We’d like to take the opportunity to introduce the Honorable Mention winners of Buildner's Unbuilt Award 2025 competition – Catherine Marielle Wilmes and Eduardo Cilleruelo Teran from United States!


 Eduardo Cilleruelo Teran and Catherine Marielle Wilmes

Please tell us about your company (when it was founded, where it is based, how many employees, etc) Alternatively, if you do not have a company, please give us some insights on your own professional/academia background.

Catherine Wilmes is an Assistant Professor at the Illinois Institute of Technology College of Architecture. Her work has two primary threads: designing educational environments—campus plans, school interiors, and furniture—and academic research on architectural pedagogy and representation. She has taught at Cornell University (Visiting Critic and Design Teaching Fellow), Pratt Institute (Visiting Assistant Professor), and Syracuse University (Visiting Instructor).

Eduardo Terán is an Assistant Professor of Architecture at Texas Tech University’s Huckabee College of Architecture. His work has two primary threads: research on the spatial, cultural, and political implications of infrastructure and digital networks, and design inquiry at the intersection of technology and territory. He has taught at Cornell University as a Design Teaching Fellow and has also been a Visiting Instructor at Syracuse University and Montana State University. His work has received awards and been exhibited internationally, including at the Venice Biennale, the Cornell University Biennial, and by Spain’s Ministry of Housing and Urban Agenda, among others.

Brief information about the projects that you/your company have been involved with. For instance, what scale have you focused on/preferred, any significant projects where the company/ individuals have been Involved?

Catherine Wilmes’s built has focused on educational environments from nursery through 12th grade, spanning projects in the United States, Brazil, and China. As a former Design Teaching Fellow at Cornell’s AAP, Wilmes developed a body of academic work on architectural pedagogy and representation. She taught seminars on photography, drawing, and visual analysis that examined the production of architectural knowledge through images. Within this work, she curated the exhibition Identity Crisis (2024) and directed SIGHTLINES (2025), a symposium on architectural representation and photography, among many other student exhibitions that she uses as pedagogical tools for collective learning.

In 2025, Eduardo Terán co-designed De Roca Madre, a temporal pavilion in Gran Canaria that mobilizes local stone-and-wood traditions to set geological time against accelerated ecological impact and the circulation of waste and microplastics. In 2024 at Cornell AAP, he presented Data Tactics and Post—Lands (Milstein Hall, Ithaca, New York), drawing on operating strategies and a sequence of chambers to reframe the data center as a political and territorial apparatus.

What does architecture mean to you and what is the role of an architect in your society?

Architecture is a practice of care—care for materials, for labor, for the people who inhabit and construct space. It's not just about solving problems but about revealing opportunities within constraints. The role of the architect is to design systems that are responsive, repairable, and rooted in the specificity of place and material. In society, architects have a responsibility to challenge waste, both material and conceptual. We should build in ways that acknowledge uncertainty and variability rather than trying to eliminate them. This means creating structures that can adapt, be repaired by hand, and persist through reuse rather than permanence. Architecture should teach—it should reveal how things are made, how they work, and how they can be remade.
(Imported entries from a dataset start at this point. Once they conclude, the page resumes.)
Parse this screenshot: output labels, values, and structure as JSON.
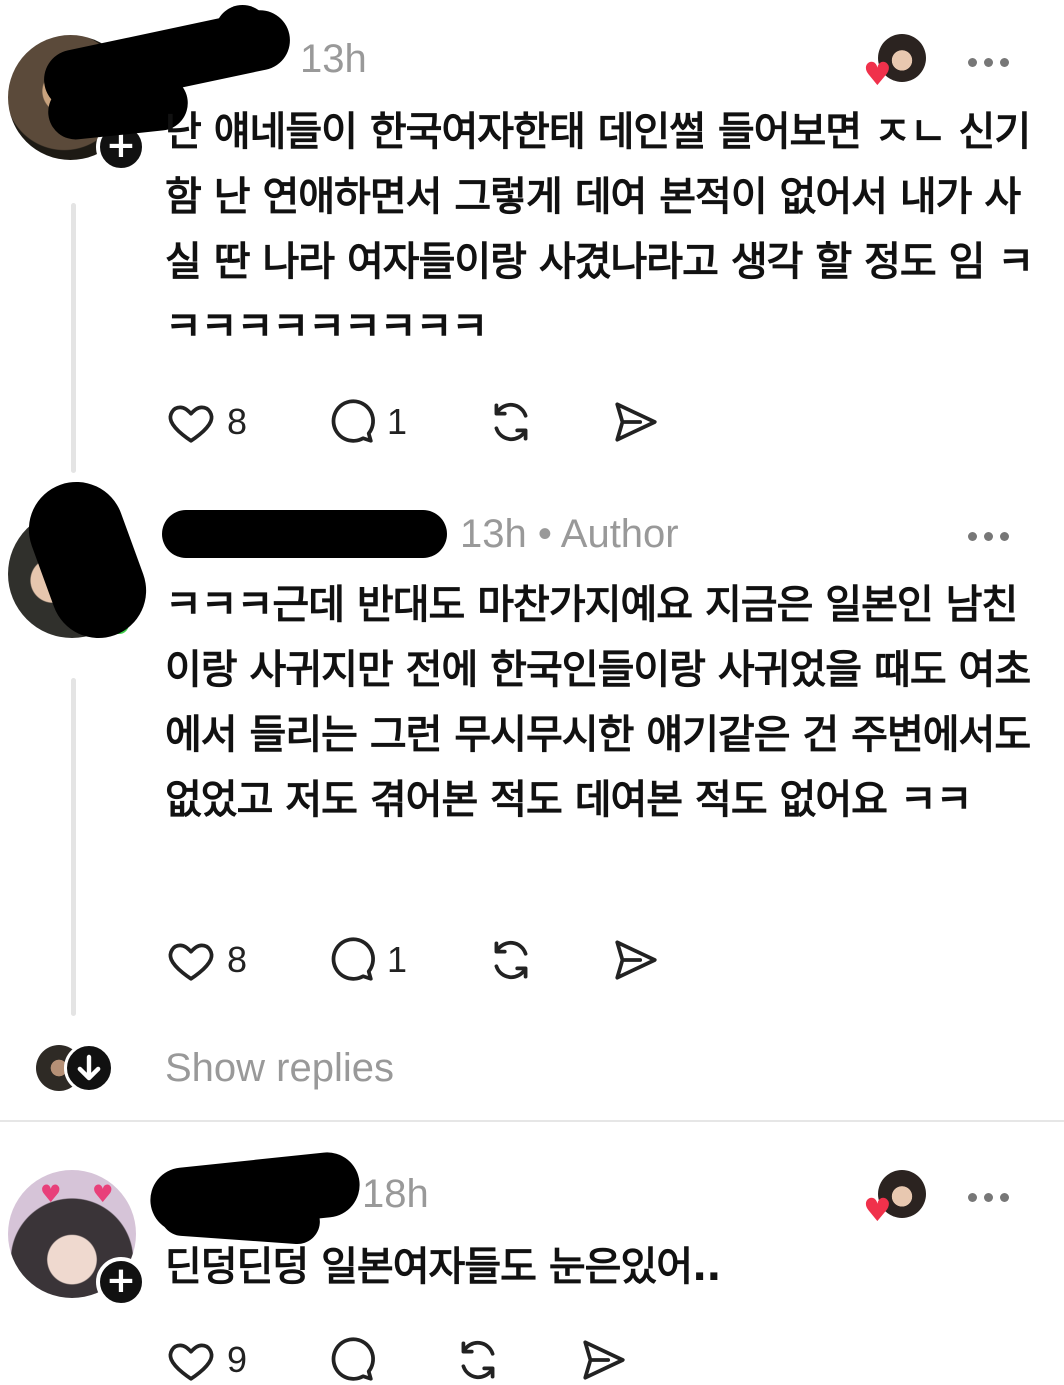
{
  "comments": [
    {
      "time": "13h",
      "text": "난 얘네들이 한국여자한태 데인썰 들어보면 ㅈㄴ 신기함 난 연애하면서 그렇게 데여 본적이 없어서 내가 사실 딴 나라 여자들이랑 사겼나라고 생각 할 정도 임 ㅋㅋㅋㅋㅋㅋㅋㅋㅋㅋ",
      "likes": "8",
      "replies": "1"
    },
    {
      "time": "13h • Author",
      "text": "ㅋㅋㅋ근데 반대도 마찬가지예요 지금은 일본인 남친이랑 사귀지만 전에 한국인들이랑 사귀었을 때도 여초에서 들리는 그런 무시무시한 얘기같은 건 주변에서도 없었고 저도 겪어본 적도 데여본 적도 없어요 ㅋㅋ",
      "likes": "8",
      "replies": "1"
    },
    {
      "time": "18h",
      "text": "딘덩딘덩 일본여자들도 눈은있어..",
      "likes": "9",
      "replies": ""
    }
  ],
  "show_replies_label": "Show replies",
  "icons": {
    "more": "more-dots-icon",
    "like": "heart-icon",
    "reply": "speech-bubble-icon",
    "repost": "repost-icon",
    "share": "send-icon",
    "follow": "plus-icon",
    "expand": "arrow-down-icon"
  },
  "colors": {
    "liked_heart": "#f0314b",
    "online": "#3ecf4a",
    "muted_text": "#999999"
  }
}
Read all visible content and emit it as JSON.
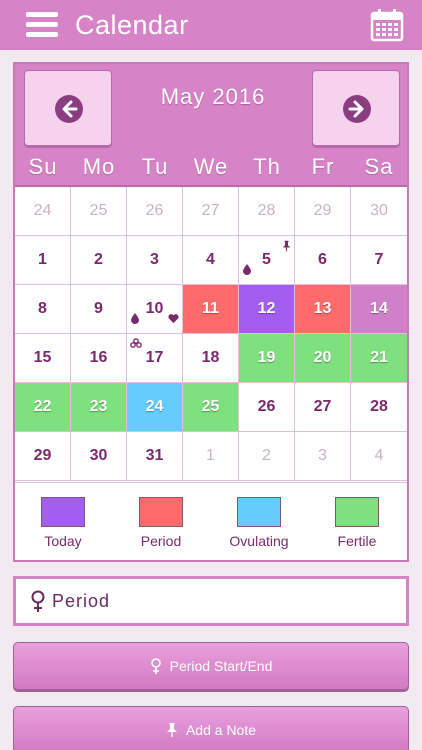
{
  "app": {
    "title": "Calendar"
  },
  "calendar": {
    "month_title": "May 2016",
    "weekdays": [
      "Su",
      "Mo",
      "Tu",
      "We",
      "Th",
      "Fr",
      "Sa"
    ],
    "days": [
      {
        "day": "24",
        "state": "other"
      },
      {
        "day": "25",
        "state": "other"
      },
      {
        "day": "26",
        "state": "other"
      },
      {
        "day": "27",
        "state": "other"
      },
      {
        "day": "28",
        "state": "other"
      },
      {
        "day": "29",
        "state": "other"
      },
      {
        "day": "30",
        "state": "other"
      },
      {
        "day": "1",
        "state": "normal"
      },
      {
        "day": "2",
        "state": "normal"
      },
      {
        "day": "3",
        "state": "normal"
      },
      {
        "day": "4",
        "state": "normal"
      },
      {
        "day": "5",
        "state": "normal",
        "marks": [
          "drop-icon",
          "pin-icon"
        ]
      },
      {
        "day": "6",
        "state": "normal"
      },
      {
        "day": "7",
        "state": "normal"
      },
      {
        "day": "8",
        "state": "normal"
      },
      {
        "day": "9",
        "state": "normal"
      },
      {
        "day": "10",
        "state": "normal",
        "marks": [
          "drop-icon",
          "heart-icon"
        ]
      },
      {
        "day": "11",
        "state": "period"
      },
      {
        "day": "12",
        "state": "today"
      },
      {
        "day": "13",
        "state": "period"
      },
      {
        "day": "14",
        "state": "highlight"
      },
      {
        "day": "15",
        "state": "normal"
      },
      {
        "day": "16",
        "state": "normal"
      },
      {
        "day": "17",
        "state": "normal",
        "marks": [
          "pills-icon"
        ]
      },
      {
        "day": "18",
        "state": "normal"
      },
      {
        "day": "19",
        "state": "fertile"
      },
      {
        "day": "20",
        "state": "fertile"
      },
      {
        "day": "21",
        "state": "fertile"
      },
      {
        "day": "22",
        "state": "fertile"
      },
      {
        "day": "23",
        "state": "fertile"
      },
      {
        "day": "24",
        "state": "ovulating"
      },
      {
        "day": "25",
        "state": "fertile"
      },
      {
        "day": "26",
        "state": "normal"
      },
      {
        "day": "27",
        "state": "normal"
      },
      {
        "day": "28",
        "state": "normal"
      },
      {
        "day": "29",
        "state": "normal"
      },
      {
        "day": "30",
        "state": "normal"
      },
      {
        "day": "31",
        "state": "normal"
      },
      {
        "day": "1",
        "state": "other"
      },
      {
        "day": "2",
        "state": "other"
      },
      {
        "day": "3",
        "state": "other"
      },
      {
        "day": "4",
        "state": "other"
      }
    ]
  },
  "legend": [
    {
      "label": "Today",
      "color": "#a35ef0"
    },
    {
      "label": "Period",
      "color": "#ff6b6b"
    },
    {
      "label": "Ovulating",
      "color": "#66ccff"
    },
    {
      "label": "Fertile",
      "color": "#7ee07e"
    }
  ],
  "selected": {
    "label": "Period",
    "icon": "venus-icon"
  },
  "actions": {
    "period_button": "Period Start/End",
    "note_button": "Add a Note"
  },
  "colors": {
    "header": "#d783c7",
    "accent_text": "#7a2a6b"
  }
}
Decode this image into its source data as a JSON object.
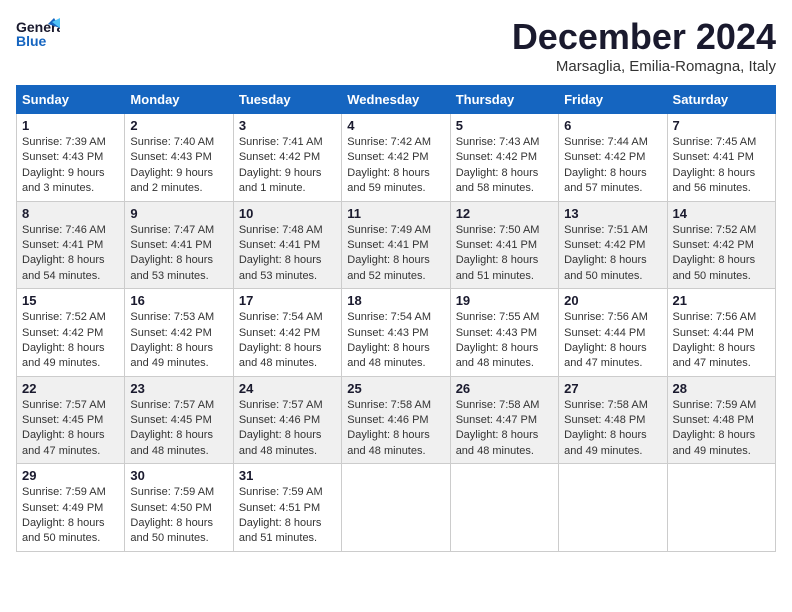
{
  "header": {
    "logo_line1": "General",
    "logo_line2": "Blue",
    "month": "December 2024",
    "location": "Marsaglia, Emilia-Romagna, Italy"
  },
  "days_of_week": [
    "Sunday",
    "Monday",
    "Tuesday",
    "Wednesday",
    "Thursday",
    "Friday",
    "Saturday"
  ],
  "weeks": [
    [
      {
        "day": "1",
        "sunrise": "7:39 AM",
        "sunset": "4:43 PM",
        "daylight": "9 hours and 3 minutes."
      },
      {
        "day": "2",
        "sunrise": "7:40 AM",
        "sunset": "4:43 PM",
        "daylight": "9 hours and 2 minutes."
      },
      {
        "day": "3",
        "sunrise": "7:41 AM",
        "sunset": "4:42 PM",
        "daylight": "9 hours and 1 minute."
      },
      {
        "day": "4",
        "sunrise": "7:42 AM",
        "sunset": "4:42 PM",
        "daylight": "8 hours and 59 minutes."
      },
      {
        "day": "5",
        "sunrise": "7:43 AM",
        "sunset": "4:42 PM",
        "daylight": "8 hours and 58 minutes."
      },
      {
        "day": "6",
        "sunrise": "7:44 AM",
        "sunset": "4:42 PM",
        "daylight": "8 hours and 57 minutes."
      },
      {
        "day": "7",
        "sunrise": "7:45 AM",
        "sunset": "4:41 PM",
        "daylight": "8 hours and 56 minutes."
      }
    ],
    [
      {
        "day": "8",
        "sunrise": "7:46 AM",
        "sunset": "4:41 PM",
        "daylight": "8 hours and 54 minutes."
      },
      {
        "day": "9",
        "sunrise": "7:47 AM",
        "sunset": "4:41 PM",
        "daylight": "8 hours and 53 minutes."
      },
      {
        "day": "10",
        "sunrise": "7:48 AM",
        "sunset": "4:41 PM",
        "daylight": "8 hours and 53 minutes."
      },
      {
        "day": "11",
        "sunrise": "7:49 AM",
        "sunset": "4:41 PM",
        "daylight": "8 hours and 52 minutes."
      },
      {
        "day": "12",
        "sunrise": "7:50 AM",
        "sunset": "4:41 PM",
        "daylight": "8 hours and 51 minutes."
      },
      {
        "day": "13",
        "sunrise": "7:51 AM",
        "sunset": "4:42 PM",
        "daylight": "8 hours and 50 minutes."
      },
      {
        "day": "14",
        "sunrise": "7:52 AM",
        "sunset": "4:42 PM",
        "daylight": "8 hours and 50 minutes."
      }
    ],
    [
      {
        "day": "15",
        "sunrise": "7:52 AM",
        "sunset": "4:42 PM",
        "daylight": "8 hours and 49 minutes."
      },
      {
        "day": "16",
        "sunrise": "7:53 AM",
        "sunset": "4:42 PM",
        "daylight": "8 hours and 49 minutes."
      },
      {
        "day": "17",
        "sunrise": "7:54 AM",
        "sunset": "4:42 PM",
        "daylight": "8 hours and 48 minutes."
      },
      {
        "day": "18",
        "sunrise": "7:54 AM",
        "sunset": "4:43 PM",
        "daylight": "8 hours and 48 minutes."
      },
      {
        "day": "19",
        "sunrise": "7:55 AM",
        "sunset": "4:43 PM",
        "daylight": "8 hours and 48 minutes."
      },
      {
        "day": "20",
        "sunrise": "7:56 AM",
        "sunset": "4:44 PM",
        "daylight": "8 hours and 47 minutes."
      },
      {
        "day": "21",
        "sunrise": "7:56 AM",
        "sunset": "4:44 PM",
        "daylight": "8 hours and 47 minutes."
      }
    ],
    [
      {
        "day": "22",
        "sunrise": "7:57 AM",
        "sunset": "4:45 PM",
        "daylight": "8 hours and 47 minutes."
      },
      {
        "day": "23",
        "sunrise": "7:57 AM",
        "sunset": "4:45 PM",
        "daylight": "8 hours and 48 minutes."
      },
      {
        "day": "24",
        "sunrise": "7:57 AM",
        "sunset": "4:46 PM",
        "daylight": "8 hours and 48 minutes."
      },
      {
        "day": "25",
        "sunrise": "7:58 AM",
        "sunset": "4:46 PM",
        "daylight": "8 hours and 48 minutes."
      },
      {
        "day": "26",
        "sunrise": "7:58 AM",
        "sunset": "4:47 PM",
        "daylight": "8 hours and 48 minutes."
      },
      {
        "day": "27",
        "sunrise": "7:58 AM",
        "sunset": "4:48 PM",
        "daylight": "8 hours and 49 minutes."
      },
      {
        "day": "28",
        "sunrise": "7:59 AM",
        "sunset": "4:48 PM",
        "daylight": "8 hours and 49 minutes."
      }
    ],
    [
      {
        "day": "29",
        "sunrise": "7:59 AM",
        "sunset": "4:49 PM",
        "daylight": "8 hours and 50 minutes."
      },
      {
        "day": "30",
        "sunrise": "7:59 AM",
        "sunset": "4:50 PM",
        "daylight": "8 hours and 50 minutes."
      },
      {
        "day": "31",
        "sunrise": "7:59 AM",
        "sunset": "4:51 PM",
        "daylight": "8 hours and 51 minutes."
      },
      null,
      null,
      null,
      null
    ]
  ]
}
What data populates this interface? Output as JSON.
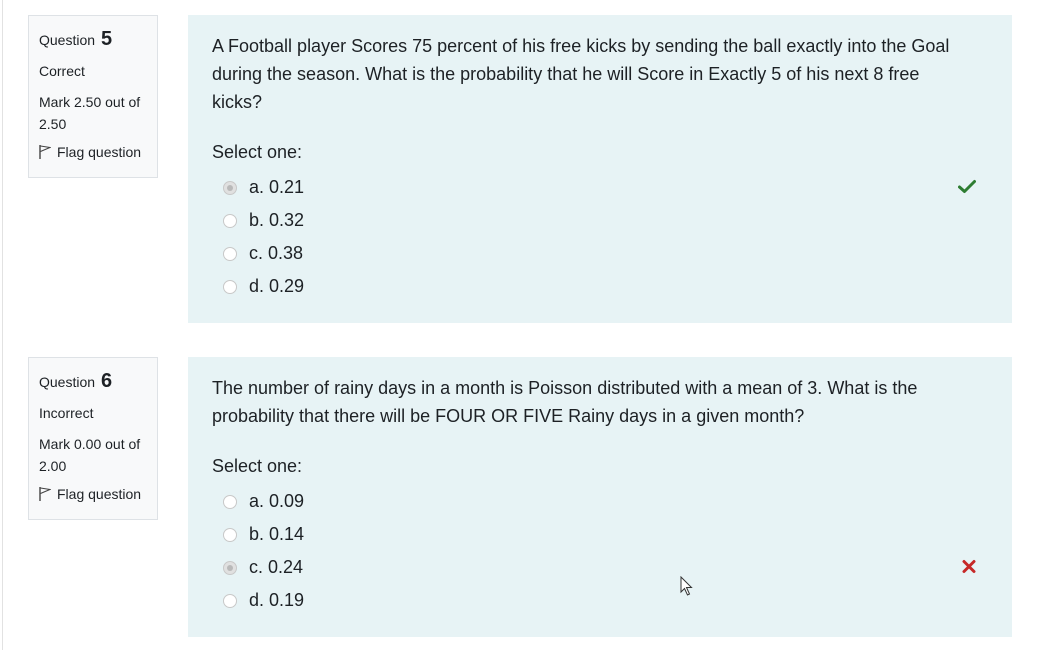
{
  "questions": [
    {
      "label": "Question",
      "number": "5",
      "state": "Correct",
      "grade": "Mark 2.50 out of 2.50",
      "flag": "Flag question",
      "text": "A Football player Scores 75 percent of his free kicks by sending the ball exactly into the Goal during the season. What is the probability that he will Score in Exactly 5 of his next 8 free kicks?",
      "prompt": "Select one:",
      "options": [
        "a. 0.21",
        "b. 0.32",
        "c. 0.38",
        "d. 0.29"
      ],
      "selected_index": 0,
      "result": "correct"
    },
    {
      "label": "Question",
      "number": "6",
      "state": "Incorrect",
      "grade": "Mark 0.00 out of 2.00",
      "flag": "Flag question",
      "text": "The number of rainy days in a month is Poisson distributed with a mean of 3. What is the probability that there will be FOUR OR FIVE Rainy days in a given month?",
      "prompt": "Select one:",
      "options": [
        "a. 0.09",
        "b. 0.14",
        "c. 0.24",
        "d. 0.19"
      ],
      "selected_index": 2,
      "result": "incorrect"
    }
  ],
  "colors": {
    "correct": "#2e7d32",
    "incorrect": "#c62828",
    "content_bg": "#e7f3f5",
    "info_bg": "#f8f9fa"
  },
  "icons": {
    "correct": "check-icon",
    "incorrect": "cross-icon",
    "flag": "flag-icon"
  }
}
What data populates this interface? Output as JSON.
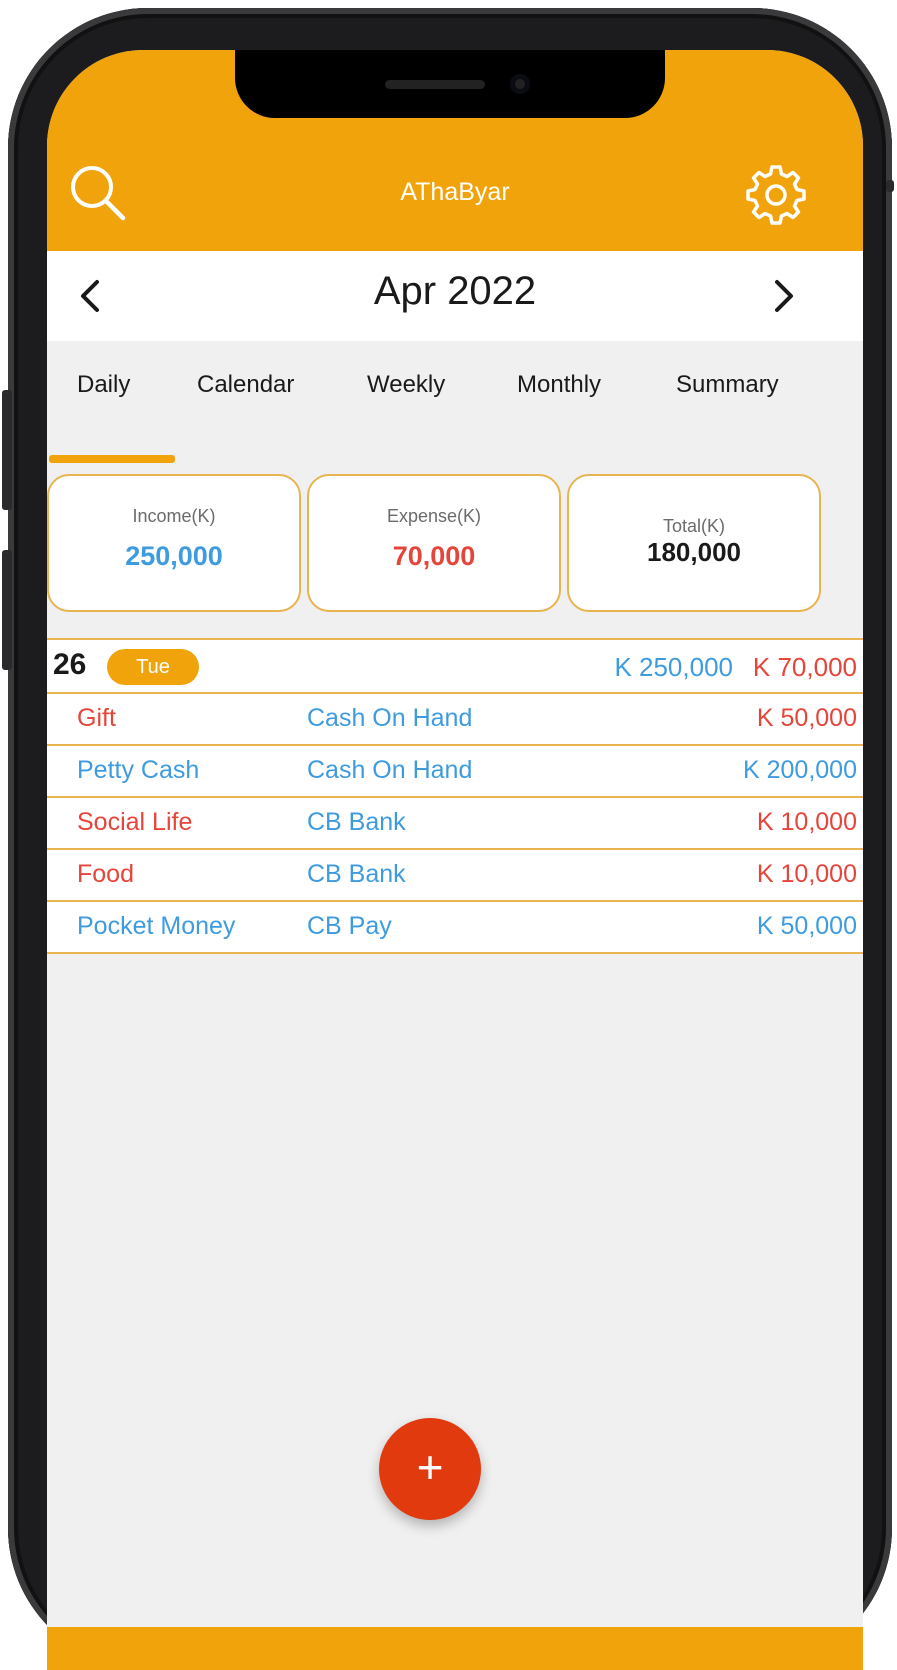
{
  "app": {
    "title": "AThaByar"
  },
  "header": {
    "search_icon": "search-icon",
    "settings_icon": "gear-icon"
  },
  "month_nav": {
    "label": "Apr 2022",
    "prev_icon": "chevron-left-icon",
    "next_icon": "chevron-right-icon"
  },
  "tabs": [
    {
      "label": "Daily",
      "active": true
    },
    {
      "label": "Calendar",
      "active": false
    },
    {
      "label": "Weekly",
      "active": false
    },
    {
      "label": "Monthly",
      "active": false
    },
    {
      "label": "Summary",
      "active": false
    }
  ],
  "summary": {
    "income": {
      "label": "Income(K)",
      "value": "250,000"
    },
    "expense": {
      "label": "Expense(K)",
      "value": "70,000"
    },
    "total": {
      "label": "Total(K)",
      "value": "180,000"
    }
  },
  "day": {
    "number": "26",
    "weekday": "Tue",
    "income": "K 250,000",
    "expense": "K 70,000"
  },
  "transactions": [
    {
      "category": "Gift",
      "account": "Cash On Hand",
      "amount": "K 50,000",
      "type": "expense"
    },
    {
      "category": "Petty Cash",
      "account": "Cash On Hand",
      "amount": "K 200,000",
      "type": "income"
    },
    {
      "category": "Social Life",
      "account": "CB Bank",
      "amount": "K 10,000",
      "type": "expense"
    },
    {
      "category": "Food",
      "account": "CB Bank",
      "amount": "K 10,000",
      "type": "expense"
    },
    {
      "category": "Pocket Money",
      "account": "CB Pay",
      "amount": "K 50,000",
      "type": "income"
    }
  ],
  "fab": {
    "label": "+",
    "icon": "plus-icon"
  },
  "colors": {
    "accent": "#f0a30a",
    "income": "#3e9be0",
    "expense": "#e5453a",
    "fab": "#e03a0e"
  }
}
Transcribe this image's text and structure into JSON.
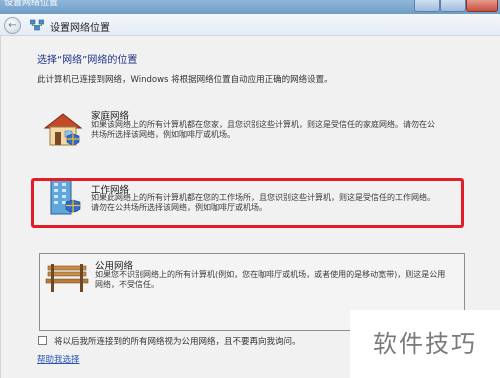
{
  "window": {
    "title": "设置网络位置"
  },
  "nav": {
    "back_glyph": "←",
    "title": "设置网络位置"
  },
  "page": {
    "heading": "选择“网络”网络的位置",
    "description": "此计算机已连接到网络，Windows 将根据网络位置自动应用正确的网络设置。"
  },
  "options": {
    "home": {
      "title": "家庭网络",
      "description": "如果该网络上的所有计算机都在您家，且您识别这些计算机，则这是受信任的家庭网络。请勿在公共场所选择该网络，例如咖啡厅或机场。"
    },
    "work": {
      "title": "工作网络",
      "description": "如果此网络上的所有计算机都在您的工作场所，且您识别这些计算机，则这是受信任的工作网络。请勿在公共场所选择该网络，例如咖啡厅或机场。"
    },
    "public": {
      "title": "公用网络",
      "description": "如果您不识别网络上的所有计算机(例如，您在咖啡厅或机场，或者使用的是移动宽带)，则这是公用网络，不受信任。"
    }
  },
  "checkbox": {
    "label": "将以后我所连接到的所有网络视为公用网络，且不要再向我询问。",
    "checked": false
  },
  "help_link": "帮助我选择",
  "watermark": "软件技巧",
  "colors": {
    "highlight": "#e41c25",
    "heading": "#1e3287",
    "link": "#2b55b5"
  }
}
Why do you participate in architecture competitions?

Competitions offer space for speculation—a chance to test ideas without the immediate constraints of client approval or regulatory frameworks. They allow us to explore material behaviors and construction methods that might seem unconventional within typical practice. For Playwood specifically, the competition format provided an opportunity to challenge the industry's relationship with "defective" materials. The project asks: what if we built with what's discarded rather than perfected? Competitions let designers ask these questions publicly and materially, turning propositions into tangible prototypes that can circulate, provoke, and inform future work.

What advice would you give to individuals who struggle to decide whether it would be beneficial for them to participate in architecture competitions?

Participate when you have something specific to test—a material curiosity, a typological question, or a construction method you want to explore outside the constraints of conventional practice. Competitions are most valuable when they help you advance an ongoing line of research or thinking, not just when they promise a prize. Consider the competition brief as a framework, not a prescription. The best projects emerge when designers bring their own questions to the prompt. If the competition allows you to work at a scale or with a freedom you don't normally have access to, it's worth the investment. Finally, approach competitions as a form of practice, not just as validation. Whether you win or not, the work should advance your thinking and contribute to a body of research that matters to you.